Last but not least, we have Convergence – the convergence of processes, products and services into a single overarching system of genetic engineering.
Well, then, what would a convergence of all the above pathways look like?
The Convergence of Genetic Engineering
Taking together all of the pathways and converging them together leads us to a future in which genetic engineering can be performed by nearly anyone, at any place. The process of designing genetic engineering projects will be largely virtualized, and will be aided by artificial assistants and advisors. The actual genetic engineering will be conducted in sophisticated labs – as well as in makers’ houses, and in DIY enthusiasts’ kitchens. Ideas for new projects, and designs of successful past projects, will be shared on the internet. Parts of this vision – like virtualization of experiments – are happening right now. Other parts, like AI involvement, are still in the works.

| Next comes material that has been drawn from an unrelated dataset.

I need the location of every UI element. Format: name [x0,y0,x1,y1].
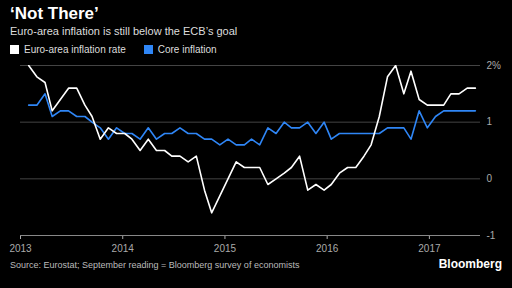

What does this future mean for us? Well, it all depends on whether you’re optimistic or pessimistic. If you’re prone to pessimism, this future may look to you like a disaster waiting to happen. When teenagers and terrorists are capable of designing and creating deadly bacteria and viruses, the future of mankind is far from safe. If you’re an optimist, you could consider that as the power to re-engineer life comes down to the masses, innovations will rise everywhere. We will see glowing trees replacing lightbulbs in the streets, genetically engineered crops with better traits than ever before, and therapeutics (and drugs) being synthetized in human intestines. The truth, as usual, is somewhere in between – and we still have to discover it.
If you’ve been reading this blog for some time, you may have noticed a recurring pattern: I’ll be inquiring into a certain subject, and then analyzing it according to a certain foresight methodology. Such posts have covered so far the Business Theory of Disruption (used to analyze the future of collectible card games), Causal Layered Analysis (used to analyze the future of aerial drones and of medical mistakes) and Pace Layer Thinking. I hope to go on giving you some orderly and proven methodologies that help thinking about the future.
How you actually use these methodologies in your business, class or salon talk – well, that’s up to you.